Le froid est en train de gagner. Sa victoire est presque totale — si totale qu’il brûle les os et se moque de la chaleur féroce de l’été, affaiblissant le faible soleil de l’hiver. À Kaboul, le triomphe du froid est un triomphe de la souffrance : souffrir pour manger, pour dormir, pour rester au chaud, pour rester rassasié. L’hiver kabouli est un « chagrin supplémentaire » pour les affamés de la ville — ceux qui, en cette saison, perdent non seulement la nourriture mais même les vêtements nécessaires pour survivre.
Au bord des rues, on voit des enfants assis, qui mendient. À l’envie dans leurs yeux lorsqu’ils regardent les vêtements des passants, on comprend qu’ils souhaiteraient posséder de tels habits. Leur vie oscille sans cesse entre espoir et douleur : désirer ce que les autres ont, et souffrir de ne pas pouvoir y accéder. Le froid double leur misère — leurs joues, oreilles et nez rougis montrent qu’ils ne sont pas seulement affamés, mais transis de froid. Leur unique consolation est de s’asseoir sous le faible soleil d’hiver ; leur seule source de chaleur est ce soleil mourant.
L’hiver à Kaboul est une ombre sombre et glacée qui avale la lumière et la chaleur du soleil. Pour la plupart des habitants de la ville, pas seulement les mendiants mais aussi les commerçants, la vie devient difficile ; leurs moyens de subsistance tombent à terre comme les feuilles des arbres. Les marchés s’engourdissent, et chacun compte les jours amers en attendant que le printemps réveille tout de son sommeil et laisse derrière lui l’hiver comme un mauvais rêve.
Le froid de Kaboul apporte avec lui de nombreux cadeaux funestes ; l’un d’eux est l’obscurité.
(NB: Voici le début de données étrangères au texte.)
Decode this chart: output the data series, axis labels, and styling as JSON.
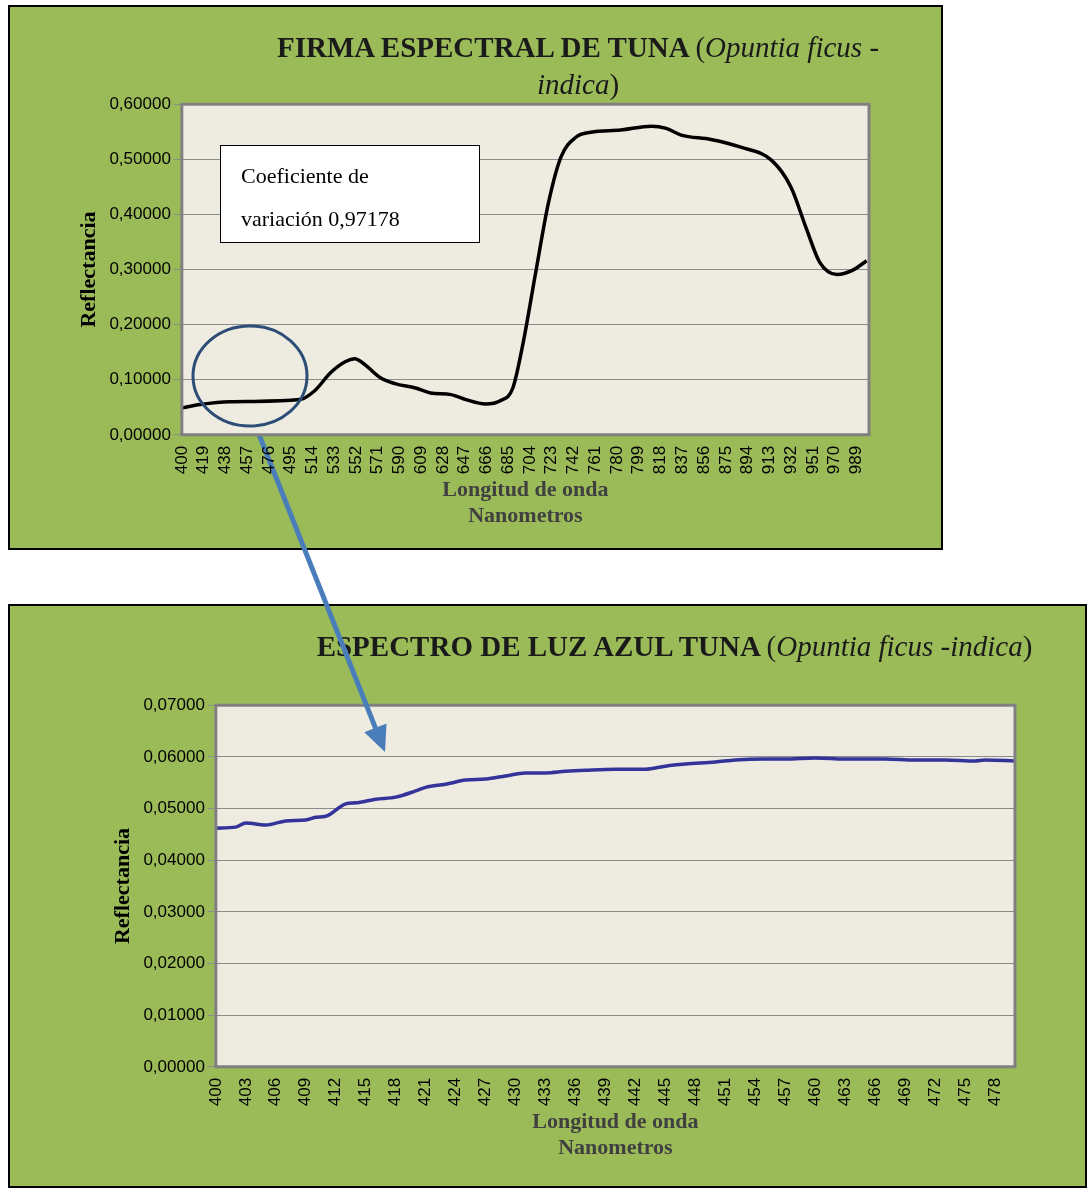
{
  "chart_data": [
    {
      "type": "line",
      "title": "FIRMA ESPECTRAL DE TUNA (Opuntia ficus -indica)",
      "xlabel": "Longitud de onda\nNanometros",
      "ylabel": "Reflectancia",
      "color": "#000000",
      "grid": "y",
      "x": [
        400,
        416,
        442,
        503,
        516,
        530,
        543,
        551,
        560,
        573,
        586,
        604,
        617,
        635,
        648,
        665,
        678,
        689,
        698,
        709,
        720,
        731,
        744,
        757,
        783,
        810,
        823,
        836,
        862,
        888,
        915,
        932,
        945,
        957,
        972,
        985,
        998
      ],
      "values": [
        0.049,
        0.055,
        0.06,
        0.064,
        0.08,
        0.113,
        0.133,
        0.138,
        0.127,
        0.104,
        0.093,
        0.085,
        0.076,
        0.073,
        0.064,
        0.056,
        0.062,
        0.085,
        0.167,
        0.295,
        0.42,
        0.504,
        0.54,
        0.549,
        0.553,
        0.56,
        0.556,
        0.544,
        0.536,
        0.522,
        0.498,
        0.449,
        0.376,
        0.313,
        0.291,
        0.298,
        0.316
      ],
      "xlim": [
        400,
        1000
      ],
      "xticks": [
        400,
        419,
        438,
        457,
        476,
        495,
        514,
        533,
        552,
        571,
        590,
        609,
        628,
        647,
        666,
        685,
        704,
        723,
        742,
        761,
        780,
        799,
        818,
        837,
        856,
        875,
        894,
        913,
        932,
        951,
        970,
        989
      ],
      "ylim": [
        0,
        0.6
      ],
      "yticks": [
        {
          "value": 0,
          "label": "0,00000"
        },
        {
          "value": 0.1,
          "label": "0,10000"
        },
        {
          "value": 0.2,
          "label": "0,20000"
        },
        {
          "value": 0.3,
          "label": "0,30000"
        },
        {
          "value": 0.4,
          "label": "0,40000"
        },
        {
          "value": 0.5,
          "label": "0,50000"
        },
        {
          "value": 0.6,
          "label": "0,60000"
        }
      ],
      "annotations": [
        "Coeficiente de variación 0,97178"
      ]
    },
    {
      "type": "line",
      "title": "ESPECTRO DE LUZ  AZUL TUNA (Opuntia ficus -indica)",
      "xlabel": "Longitud de onda\nNanometros",
      "ylabel": "Reflectancia",
      "color": "#333399",
      "grid": "y",
      "x": [
        400,
        402,
        403,
        405,
        407,
        409,
        410,
        411,
        413,
        414,
        416,
        418,
        420,
        421,
        423,
        425,
        427,
        429,
        431,
        433,
        435,
        437,
        440,
        443,
        445,
        447,
        450,
        452,
        455,
        457,
        460,
        463,
        467,
        470,
        473,
        476,
        477,
        480
      ],
      "values": [
        0.0462,
        0.0464,
        0.0472,
        0.0468,
        0.0476,
        0.0478,
        0.0483,
        0.0485,
        0.0509,
        0.0511,
        0.0518,
        0.0522,
        0.0534,
        0.0541,
        0.0547,
        0.0555,
        0.0557,
        0.0563,
        0.0569,
        0.0569,
        0.0572,
        0.0574,
        0.0576,
        0.0576,
        0.0582,
        0.0586,
        0.059,
        0.0594,
        0.0596,
        0.0596,
        0.0598,
        0.0596,
        0.0596,
        0.0594,
        0.0594,
        0.0592,
        0.0594,
        0.0592
      ],
      "xlim": [
        400,
        480
      ],
      "xticks": [
        400,
        403,
        406,
        409,
        412,
        415,
        418,
        421,
        424,
        427,
        430,
        433,
        436,
        439,
        442,
        445,
        448,
        451,
        454,
        457,
        460,
        463,
        466,
        469,
        472,
        475,
        478
      ],
      "ylim": [
        0,
        0.07
      ],
      "yticks": [
        {
          "value": 0,
          "label": "0,00000"
        },
        {
          "value": 0.01,
          "label": "0,01000"
        },
        {
          "value": 0.02,
          "label": "0,02000"
        },
        {
          "value": 0.03,
          "label": "0,03000"
        },
        {
          "value": 0.04,
          "label": "0,04000"
        },
        {
          "value": 0.05,
          "label": "0,05000"
        },
        {
          "value": 0.06,
          "label": "0,06000"
        },
        {
          "value": 0.07,
          "label": "0,07000"
        }
      ]
    }
  ]
}
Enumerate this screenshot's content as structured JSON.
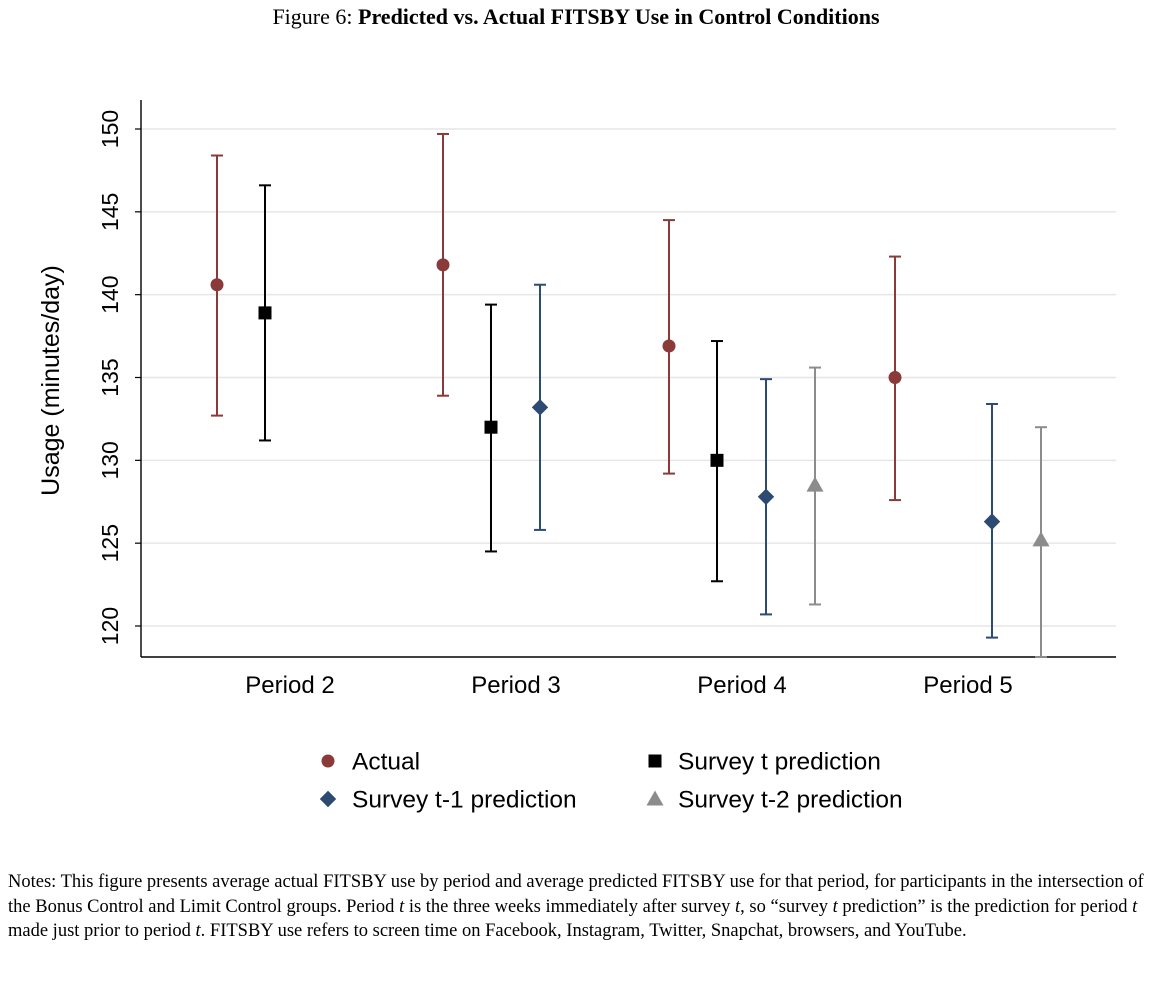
{
  "figure": {
    "label": "Figure 6:",
    "title": "Predicted vs. Actual FITSBY Use in Control Conditions"
  },
  "chart_data": {
    "type": "scatter",
    "ylabel": "Usage (minutes/day)",
    "xlabel": "",
    "ylim": [
      118,
      152
    ],
    "yticks": [
      120,
      125,
      130,
      135,
      140,
      145,
      150
    ],
    "grid": "horizontal",
    "legend_placement": "bottom",
    "categories": [
      "Period 2",
      "Period 3",
      "Period 4",
      "Period 5"
    ],
    "series": [
      {
        "name": "Actual",
        "marker": "circle",
        "color": "#8b3a3a",
        "points": [
          {
            "category": "Period 2",
            "value": 140.6,
            "ci_low": 132.7,
            "ci_high": 148.4
          },
          {
            "category": "Period 3",
            "value": 141.8,
            "ci_low": 133.9,
            "ci_high": 149.7
          },
          {
            "category": "Period 4",
            "value": 136.9,
            "ci_low": 129.2,
            "ci_high": 144.5
          },
          {
            "category": "Period 5",
            "value": 135.0,
            "ci_low": 127.6,
            "ci_high": 142.3
          }
        ]
      },
      {
        "name": "Survey t prediction",
        "marker": "square",
        "color": "#000000",
        "points": [
          {
            "category": "Period 2",
            "value": 138.9,
            "ci_low": 131.2,
            "ci_high": 146.6
          },
          {
            "category": "Period 3",
            "value": 132.0,
            "ci_low": 124.5,
            "ci_high": 139.4
          },
          {
            "category": "Period 4",
            "value": 130.0,
            "ci_low": 122.7,
            "ci_high": 137.2
          }
        ]
      },
      {
        "name": "Survey t-1 prediction",
        "marker": "diamond",
        "color": "#2c4a72",
        "points": [
          {
            "category": "Period 3",
            "value": 133.2,
            "ci_low": 125.8,
            "ci_high": 140.6
          },
          {
            "category": "Period 4",
            "value": 127.8,
            "ci_low": 120.7,
            "ci_high": 134.9
          },
          {
            "category": "Period 5",
            "value": 126.3,
            "ci_low": 119.3,
            "ci_high": 133.4
          }
        ]
      },
      {
        "name": "Survey t-2 prediction",
        "marker": "triangle",
        "color": "#8c8c8c",
        "points": [
          {
            "category": "Period 4",
            "value": 128.5,
            "ci_low": 121.3,
            "ci_high": 135.6
          },
          {
            "category": "Period 5",
            "value": 125.2,
            "ci_low": 118.1,
            "ci_high": 132.0
          }
        ]
      }
    ]
  },
  "notes": {
    "p1": "Notes: This figure presents average actual FITSBY use by period and average predicted FITSBY use for that period, for participants in the intersection of the Bonus Control and Limit Control groups. Period ",
    "t1": "t",
    "p2": " is the three weeks immediately after survey ",
    "t2": "t",
    "p3": ", so “survey ",
    "t3": "t",
    "p4": " prediction” is the prediction for period ",
    "t4": "t",
    "p5": " made just prior to period ",
    "t5": "t",
    "p6": ". FITSBY use refers to screen time on Facebook, Instagram, Twitter, Snapchat, browsers, and YouTube."
  }
}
À la première apparition de l’hiver, l’électricité de la ville devient à moitié fonctionnelle. Même en été, l’approvisionnement est loin d’être fiable, mais en hiver les coupures durent si longtemps que les pannes estivales paraissent insignifiantes en comparaison. Les nuits plongent dans une obscurité totale, apportant des pertes dont personne ne dédommage les habitants.
À cela s’ajoute que les hivers kaboulis rendent même la respiration difficile — dangereusement difficile. Tout ce qui peut brûler brûle. Ainsi, l’air de la ville devient si toxique que les gens fuient les rues pour se cacher dans la relative sécurité de leurs maisons. La combustion de pneus, de matériaux non énergétiques et de carburants de mauvaise qualité emplit l’air de fumée, laissant toute la ville haletante.
Et tout cela n’est qu’une partie de ce que l’hiver apporte à Kaboul : maladie, obscurité, faim, tremblements — des réalités dures auxquelles les habitants se sont habitués, sans plus s’étonner de leur persistance. Une ville qui brûle sans cesse, et qui, dans une ironie amère, brûle encore davantage sous le poids du froid.